Found more.
As we discovered earlier, Ar-Rahman was a pagan rock idol with a House like Allah’s. The two gods vied for attention. And it’s clear that Allah was slighted in the early going. Not only hasn’t he been mentioned thus far, he wouldn’t find his way into Islam for quite some time. It’s not a very nice way to treat the Lord of the House. So why choose this name?
Muslim scholars have no viable explanation as to why Muhammad called his Lord Ar-Rahman. The best they can do is say that god has many names and that Ar-Rahman became one of their god’s attributes. But that’s nonsense. Ar-Rahman was the name of a pagan deity, one much better known—at least outside the tiny village of Mecca—than Allah. He was an idol—not an attribute. Further, all of the initial religiosity contained in the early revelations mirrors the religion of the Hanifs—the followers of Ar-Rahman.
There are serious problems associated with the prophet choosing to name his spirit Ar-Rahman. When Muhammad ultimately migrated from the shallow doctrinal pool of the Hanifs to the unimaginably deep reservoir of the Jews, he was forced to claim that his Lord was their Lord—the Jewish God Yahweh. Otherwise, why were all the characters and stories so similar? But that was problematic. Although Muhammad didn’t know it, the God of the Bible had a name—Yahweh. He didn’t know because the Jews were afraid to say it for fear of blasphemy. And since he was illiterate, Muhammad couldn’t read any of the 6,868 times YHWH, or Yahweh, was written in their Scriptures. Just like our Bible translations today, when the Hebrew word says “Yahweh,” God’s personal name, we read and say “the Lord.” But Joe is not Jim. Moses is not Muhammad. And Yahweh is neither Ar-Rahman nor Allah.
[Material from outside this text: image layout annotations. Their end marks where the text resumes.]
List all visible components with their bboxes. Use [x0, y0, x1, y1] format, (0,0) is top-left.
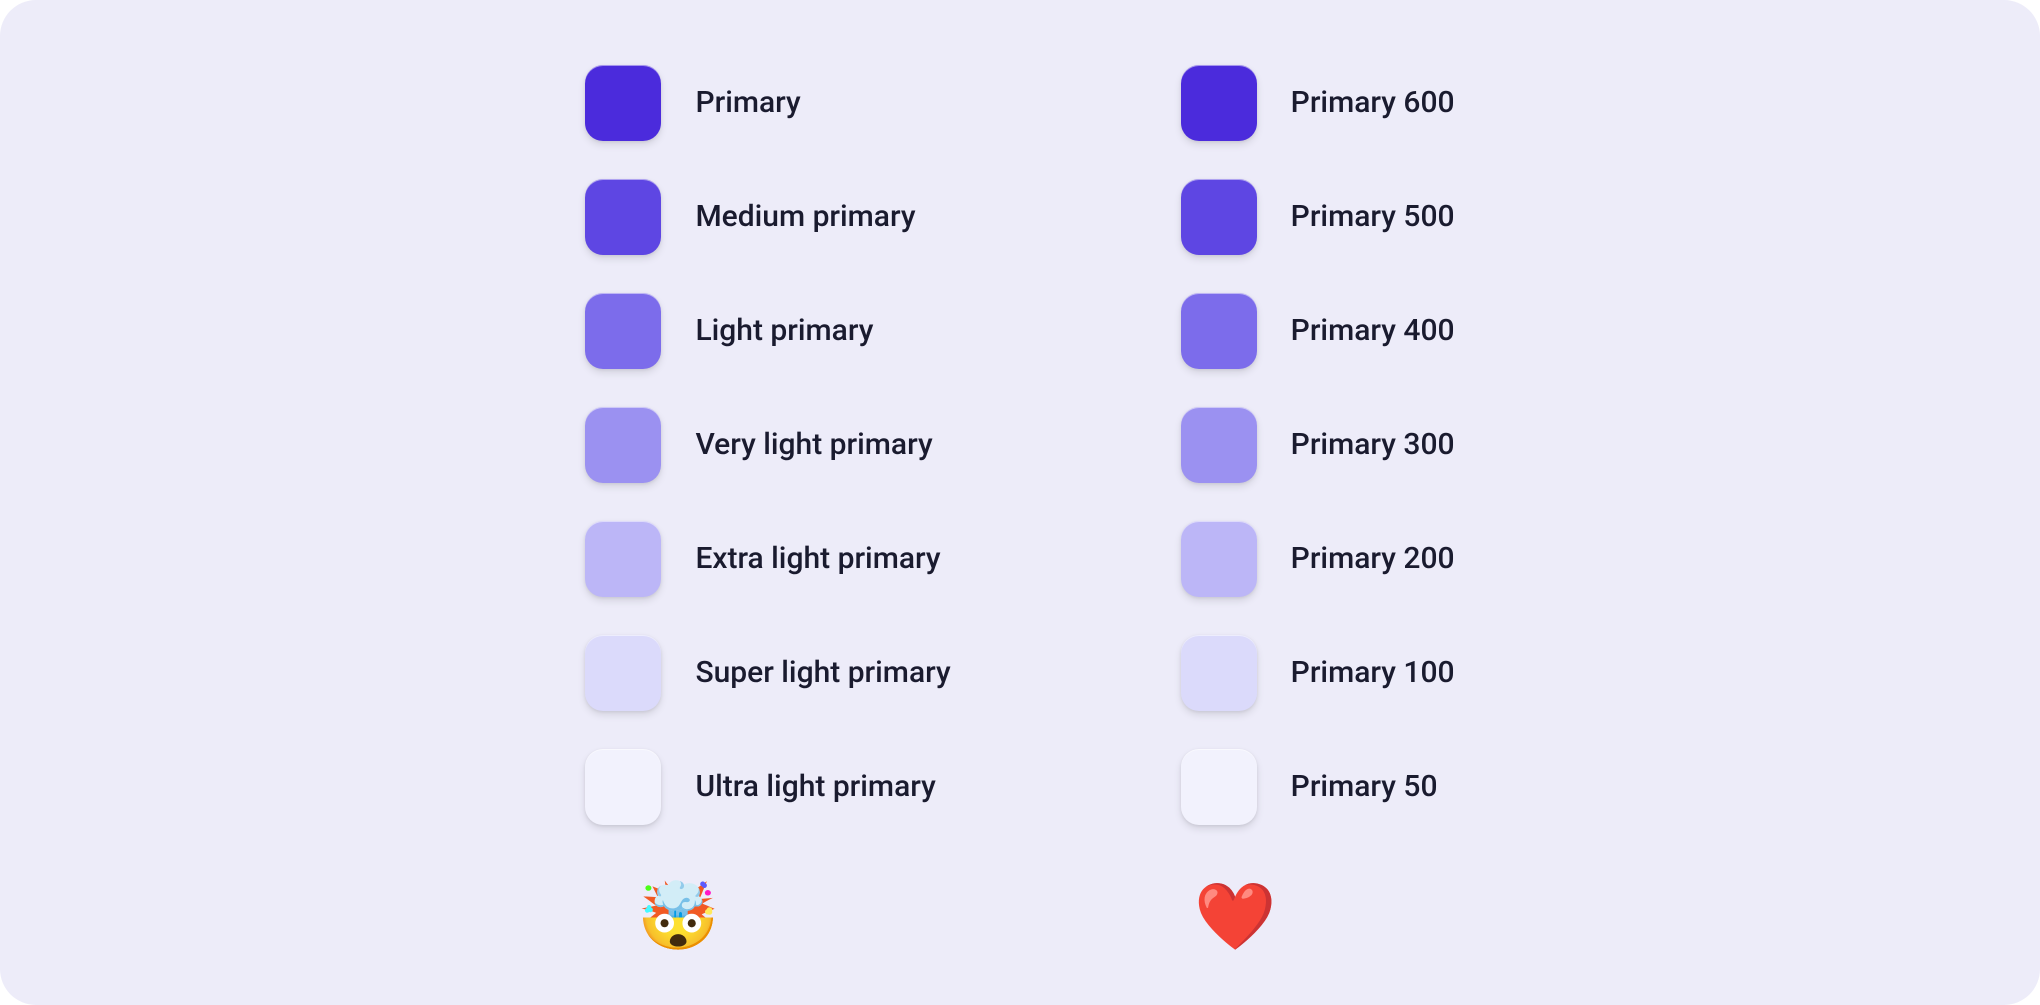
swatch-label: Primary 500 [1291, 199, 1455, 234]
swatch-row: Primary 50 [1181, 749, 1438, 825]
bad-naming-column: Primary Medium primary Light primary Very l… [585, 65, 950, 951]
swatch-row: Primary 300 [1181, 407, 1455, 483]
color-swatch [585, 179, 661, 255]
swatch-row: Super light primary [585, 635, 950, 711]
color-swatch [585, 407, 661, 483]
swatch-label: Ultra light primary [695, 769, 935, 804]
swatch-row: Primary [585, 65, 800, 141]
color-swatch [1181, 749, 1257, 825]
color-swatch [1181, 65, 1257, 141]
color-swatch [1181, 521, 1257, 597]
swatch-label: Extra light primary [695, 541, 940, 576]
color-swatch [1181, 407, 1257, 483]
color-swatch [1181, 179, 1257, 255]
swatch-label: Primary 50 [1291, 769, 1438, 804]
mind-blown-icon: 🤯 [495, 885, 860, 951]
swatch-row: Light primary [585, 293, 873, 369]
color-swatch [1181, 293, 1257, 369]
swatch-label: Very light primary [695, 427, 932, 462]
swatch-row: Primary 600 [1181, 65, 1455, 141]
heart-icon: ❤️ [1098, 885, 1372, 951]
swatch-label: Light primary [695, 313, 873, 348]
swatch-label: Primary 600 [1291, 85, 1455, 120]
swatch-row: Primary 500 [1181, 179, 1455, 255]
color-swatch [585, 635, 661, 711]
swatch-label: Primary 100 [1291, 655, 1455, 690]
swatch-row: Primary 100 [1181, 635, 1455, 711]
good-naming-column: Primary 600 Primary 500 Primary 400 Primary… [1181, 65, 1455, 951]
color-swatch [585, 749, 661, 825]
swatch-row: Primary 200 [1181, 521, 1455, 597]
swatch-row: Extra light primary [585, 521, 940, 597]
color-swatch [585, 293, 661, 369]
swatch-label: Primary 200 [1291, 541, 1455, 576]
comparison-card: Primary Medium primary Light primary Very l… [0, 0, 2040, 1005]
swatch-row: Ultra light primary [585, 749, 935, 825]
swatch-label: Medium primary [695, 199, 915, 234]
color-swatch [1181, 635, 1257, 711]
swatch-label: Super light primary [695, 655, 950, 690]
swatch-row: Medium primary [585, 179, 915, 255]
swatch-label: Primary [695, 85, 800, 120]
color-swatch [585, 65, 661, 141]
swatch-label: Primary 300 [1291, 427, 1455, 462]
swatch-label: Primary 400 [1291, 313, 1455, 348]
swatch-row: Very light primary [585, 407, 932, 483]
swatch-row: Primary 400 [1181, 293, 1455, 369]
color-swatch [585, 521, 661, 597]
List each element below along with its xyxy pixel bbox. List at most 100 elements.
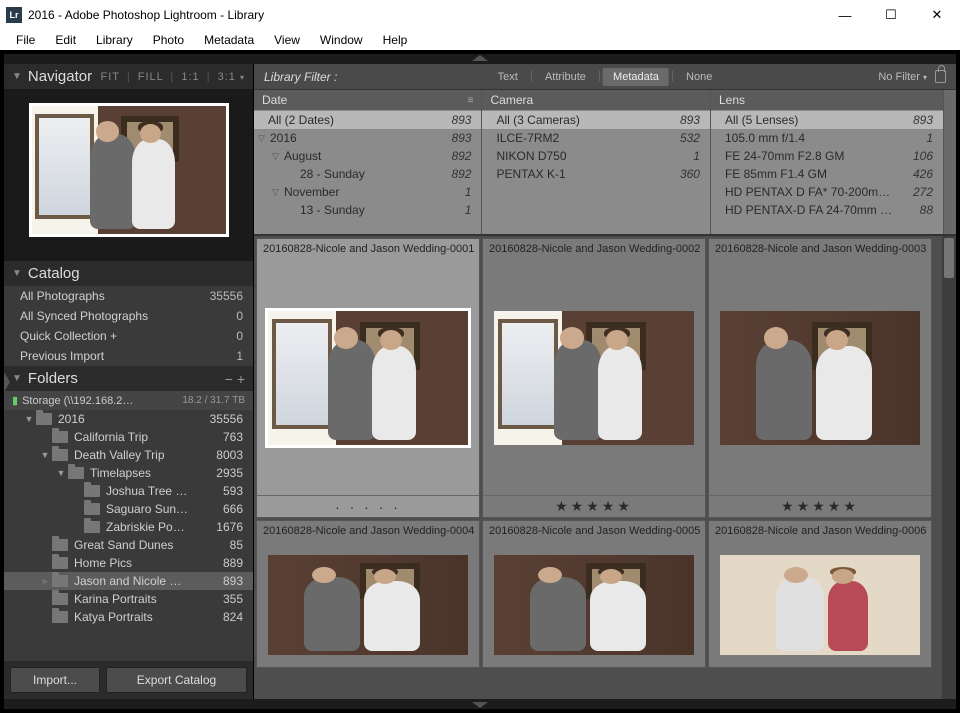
nav-zoom-1:1[interactable]: 1:1 [181,71,199,83]
disclosure-triangle-icon[interactable] [40,612,50,622]
disclosure-triangle-icon[interactable] [72,504,82,514]
thumbnail-cell[interactable]: 20160828-Nicole and Jason Wedding-0003 ★… [708,238,932,518]
thumbnail-caption: 20160828-Nicole and Jason Wedding-0003 [709,239,931,261]
metadata-row[interactable]: ▽2016893 [254,129,481,147]
top-panel-toggle[interactable] [4,54,956,64]
catalog-item[interactable]: Previous Import1 [4,346,253,366]
disclosure-triangle-icon[interactable]: ▼ [24,414,34,424]
filter-tab-text[interactable]: Text [488,68,528,86]
menu-library[interactable]: Library [86,31,143,49]
thumbnail-cell[interactable]: 20160828-Nicole and Jason Wedding-0005 [482,520,706,668]
folder-item[interactable]: ▼Timelapses2935 [4,464,253,482]
folder-item[interactable]: Home Pics889 [4,554,253,572]
metadata-row[interactable]: NIKON D7501 [482,147,709,165]
menu-photo[interactable]: Photo [143,31,194,49]
metadata-col-header[interactable]: Date≡ [254,90,481,110]
menu-edit[interactable]: Edit [45,31,86,49]
column-menu-icon[interactable]: ≡ [468,95,474,106]
menu-help[interactable]: Help [373,31,418,49]
menu-file[interactable]: File [6,31,45,49]
metadata-col-header[interactable]: Camera [482,90,709,110]
thumbnail-rating[interactable]: ★★★★★ [709,495,931,517]
folder-item[interactable]: Saguaro Sun…666 [4,500,253,518]
folder-item[interactable]: Zabriskie Po…1676 [4,518,253,536]
thumbnail-cell[interactable]: 20160828-Nicole and Jason Wedding-0002 ★… [482,238,706,518]
metadata-row[interactable]: ▽November1 [254,183,481,201]
metadata-row[interactable]: FE 85mm F1.4 GM426 [711,165,943,183]
disclosure-triangle-icon[interactable] [72,522,82,532]
grid-scrollbar[interactable] [942,236,956,699]
disclosure-triangle-icon[interactable]: ▽ [272,151,282,162]
menu-window[interactable]: Window [310,31,373,49]
bottom-panel-toggle[interactable] [4,699,956,709]
nav-zoom-FIT[interactable]: FIT [100,71,119,83]
folder-item[interactable]: ▼Death Valley Trip8003 [4,446,253,464]
folder-item[interactable]: California Trip763 [4,428,253,446]
navigator-header[interactable]: ▼ Navigator FIT | FILL | 1:1 | 3:1 ▾ [4,64,253,89]
catalog-header[interactable]: ▼ Catalog [4,261,253,286]
disclosure-triangle-icon[interactable] [40,432,50,442]
menu-metadata[interactable]: Metadata [194,31,264,49]
thumbnail-rating[interactable]: · · · · · [257,495,479,517]
filter-lock-icon[interactable] [935,70,946,83]
filter-tab-metadata[interactable]: Metadata [603,68,669,86]
folder-item[interactable]: Karina Portraits355 [4,590,253,608]
folder-item[interactable]: ▼201635556 [4,410,253,428]
menu-view[interactable]: View [264,31,310,49]
left-panel-toggle[interactable] [3,64,11,699]
disclosure-triangle-icon[interactable]: ▹ [40,576,50,587]
metadata-row[interactable]: ILCE-7RM2532 [482,129,709,147]
thumbnail-cell[interactable]: 20160828-Nicole and Jason Wedding-0001 ·… [256,238,480,518]
folders-minus-icon[interactable]: − [225,371,233,387]
filter-tab-none[interactable]: None [676,68,722,86]
folder-item[interactable]: Katya Portraits824 [4,608,253,626]
disclosure-triangle-icon: ▼ [12,71,22,82]
metadata-col-date: Date≡ All (2 Dates)893▽2016893▽August892… [254,90,482,234]
catalog-item[interactable]: All Photographs35556 [4,286,253,306]
disclosure-triangle-icon[interactable]: ▼ [56,468,66,478]
maximize-button[interactable]: ☐ [868,0,914,30]
metadata-row[interactable]: ▽August892 [254,147,481,165]
folder-item[interactable]: Great Sand Dunes85 [4,536,253,554]
navigator-preview[interactable] [4,89,253,261]
metadata-col-header[interactable]: Lens [711,90,943,110]
nav-zoom-FILL[interactable]: FILL [138,71,164,83]
metadata-row[interactable]: HD PENTAX-D FA 24-70mm …88 [711,201,943,219]
metadata-row[interactable]: All (2 Dates)893 [254,111,481,129]
catalog-item[interactable]: Quick Collection +0 [4,326,253,346]
folder-icon [36,413,52,425]
thumbnail-cell[interactable]: 20160828-Nicole and Jason Wedding-0006 [708,520,932,668]
disclosure-triangle-icon[interactable] [40,594,50,604]
metadata-row[interactable]: 13 - Sunday1 [254,201,481,219]
metadata-row[interactable]: 28 - Sunday892 [254,165,481,183]
filter-tab-attribute[interactable]: Attribute [535,68,596,86]
nav-zoom-3:1[interactable]: 3:1 [218,71,236,83]
disclosure-triangle-icon[interactable]: ▽ [258,133,268,144]
metadata-row[interactable]: FE 24-70mm F2.8 GM106 [711,147,943,165]
import-button[interactable]: Import... [10,667,100,693]
close-button[interactable]: ✕ [914,0,960,30]
minimize-button[interactable]: — [822,0,868,30]
metadata-row[interactable]: All (3 Cameras)893 [482,111,709,129]
export-catalog-button[interactable]: Export Catalog [106,667,247,693]
catalog-item[interactable]: All Synced Photographs0 [4,306,253,326]
disclosure-triangle-icon[interactable]: ▼ [40,450,50,460]
filter-preset-dropdown[interactable]: No Filter ▾ [878,71,927,83]
metadata-row[interactable]: PENTAX K-1360 [482,165,709,183]
folder-item[interactable]: Joshua Tree …593 [4,482,253,500]
folders-plus-icon[interactable]: + [237,371,245,387]
storage-volume[interactable]: ▮ Storage (\\192.168.2… 18.2 / 31.7 TB [4,391,253,410]
thumbnail-cell[interactable]: 20160828-Nicole and Jason Wedding-0004 [256,520,480,668]
folders-header[interactable]: ▼ Folders − + [4,366,253,391]
navigator-zoom-options[interactable]: FIT | FILL | 1:1 | 3:1 ▾ [100,71,245,83]
folder-item[interactable]: ▹Jason and Nicole …893 [4,572,253,590]
disclosure-triangle-icon[interactable]: ▽ [272,187,282,198]
thumbnail-rating[interactable]: ★★★★★ [483,495,705,517]
metadata-row[interactable]: 105.0 mm f/1.41 [711,129,943,147]
metadata-row[interactable]: HD PENTAX D FA* 70-200m…272 [711,183,943,201]
disclosure-triangle-icon[interactable] [72,486,82,496]
metadata-row[interactable]: All (5 Lenses)893 [711,111,943,129]
disclosure-triangle-icon[interactable] [40,558,50,568]
chevron-down-icon[interactable]: ▾ [240,73,245,82]
disclosure-triangle-icon[interactable] [40,540,50,550]
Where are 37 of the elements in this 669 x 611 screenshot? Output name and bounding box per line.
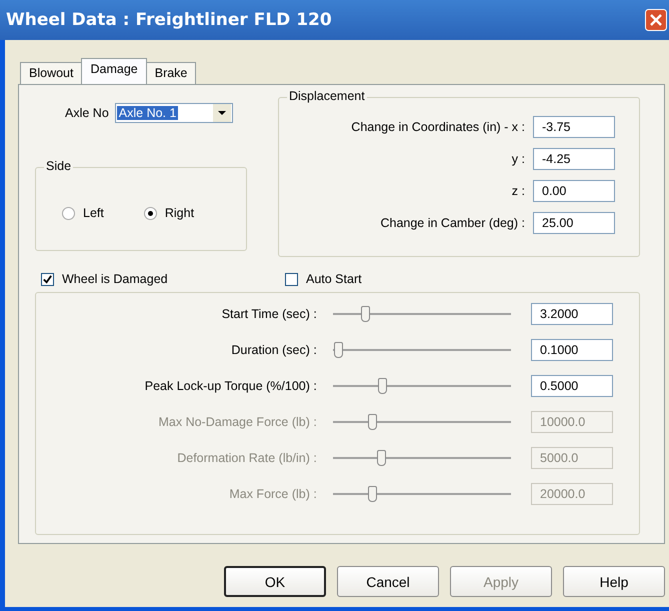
checkbox[interactable]: Auto Start [285,272,435,286]
slider[interactable] [330,375,511,397]
input-field[interactable]: -3.75 [533,116,615,138]
slider-label: Max No-Damage Force (lb) : [157,415,318,429]
dialog-button[interactable]: Cancel [337,566,439,597]
tab[interactable]: Blowout [20,62,82,84]
slider[interactable] [330,339,511,361]
group-title: Side [44,159,74,173]
input-field[interactable]: 0.1000 [531,339,613,361]
input-field[interactable]: 0.00 [533,180,615,202]
close-icon[interactable] [645,9,667,31]
dialog-button[interactable]: Help [563,566,665,597]
field-label: z : [512,184,525,198]
window-title: Wheel Data : Freightliner FLD 120 [6,10,332,30]
checkbox[interactable]: Wheel is Damaged [41,272,191,286]
slider-label: Max Force (lb) : [228,487,318,501]
field-label: Change in Coordinates (in) - x : [351,120,525,134]
input-field[interactable]: 25.00 [533,212,615,234]
checkmark-icon [42,274,53,284]
dialog-button[interactable]: OK [224,566,326,597]
axle-label: Axle No [65,106,109,120]
radio-option[interactable]: Left [62,206,104,220]
radio-option[interactable]: Right [144,206,194,220]
tab[interactable]: Brake [146,62,196,84]
group-title: Displacement [287,89,367,103]
tab[interactable]: Damage [81,58,147,84]
field-label: y : [512,152,525,166]
slider-label: Peak Lock-up Torque (%/100) : [144,379,318,393]
input-field[interactable]: 0.5000 [531,375,613,397]
field-label: Change in Camber (deg) : [380,216,525,230]
slider-label: Start Time (sec) : [220,307,318,321]
slider-label: Duration (sec) : [230,343,318,357]
input-field[interactable]: 3.2000 [531,303,613,325]
axle-dropdown[interactable]: Axle No. 1 [114,103,233,123]
input-field[interactable]: -4.25 [533,148,615,170]
slider[interactable] [330,303,511,325]
slider-label: Deformation Rate (lb/in) : [176,451,318,465]
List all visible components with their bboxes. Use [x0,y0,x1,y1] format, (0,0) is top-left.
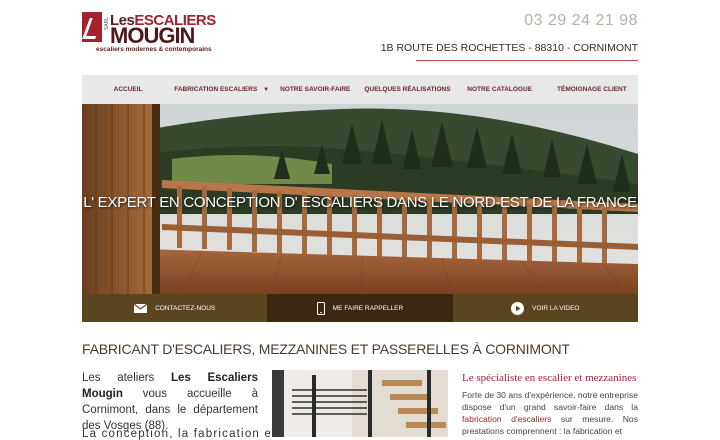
main-nav: ACCUEIL FABRICATION ESCALIERS ▼ NOTRE SAV… [82,75,638,104]
logo-tagline: escaliers modernes & contemporains [96,46,212,53]
video-button[interactable]: VOIR LA VIDEO [452,294,638,322]
intro-paragraph-2: La conception, la fabrication et [82,428,277,440]
callback-label: ME FAIRE RAPPELLER [332,304,404,312]
phone-number[interactable]: 03 29 24 21 98 [524,12,638,30]
nav-item-temoignage[interactable]: TÉMOIGNAGE CLIENT [546,86,638,93]
staircase-photo [272,370,448,437]
logo-line2: MOUGIN [110,23,195,48]
fabrication-link[interactable]: fabrication d'escaliers [462,414,551,424]
nav-item-accueil[interactable]: ACCUEIL [82,86,174,93]
cta-bar: CONTACTEZ-NOUS ME FAIRE RAPPELLER VOIR L… [82,294,638,322]
hero-title: L' EXPERT EN CONCEPTION D' ESCALIERS DAN… [83,194,637,211]
intro-paragraph: Les ateliers Les Escaliers Mougin vous a… [82,372,258,432]
stair-logo-icon [82,12,102,42]
logo[interactable]: SARL LesESCALIERS MOUGIN escaliers moder… [82,12,216,56]
page-title: FABRICANT D'ESCALIERS, MEZZANINES ET PAS… [82,341,570,357]
contact-label: CONTACTEZ-NOUS [155,304,216,312]
side-paragraph: Forte de 30 ans d'expérience, notre entr… [462,390,639,436]
side-heading: Le spécialiste en escalier et mezzanines [462,372,637,384]
address: 1B ROUTE DES ROCHETTES - 88310 - CORNIMO… [380,42,638,54]
mobile-phone-icon [316,301,325,315]
nav-item-realisations[interactable]: QUELQUES RÉALISATIONS [361,86,453,93]
nav-item-fabrication[interactable]: FABRICATION ESCALIERS ▼ [174,86,269,93]
address-divider [416,60,638,61]
nav-item-savoir-faire[interactable]: NOTRE SAVOIR-FAIRE [269,86,361,93]
video-label: VOIR LA VIDEO [532,304,580,312]
hero-banner: L' EXPERT EN CONCEPTION D' ESCALIERS DAN… [82,104,638,294]
envelope-icon [134,303,148,313]
nav-item-catalogue[interactable]: NOTRE CATALOGUE [454,86,546,93]
contact-button[interactable]: CONTACTEZ-NOUS [82,294,268,322]
callback-button[interactable]: ME FAIRE RAPPELLER [267,294,453,322]
play-icon [511,301,525,315]
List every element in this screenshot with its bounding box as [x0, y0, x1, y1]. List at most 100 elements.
As with politicians, a blunder becomes a crisis when it is covered up and then exposed. The Islamic clerics, following their prophet’s lead, have tried to sweep the name of the Qur’an’s first god under the rug. So we must ask: if there is nothing to hide—why try so hard to hide it? Of the many Qur’an translations, all but two errantly replace Ar-Rahman’s name with an attribute like “Merciful,” the title “Lord,” the generic “God,” or with the name “Allah.” But unlike the Jews, who misinterpreted the Third Commandment, there is no excuse for changing Ar-Rahman to Lord, God, or Allah.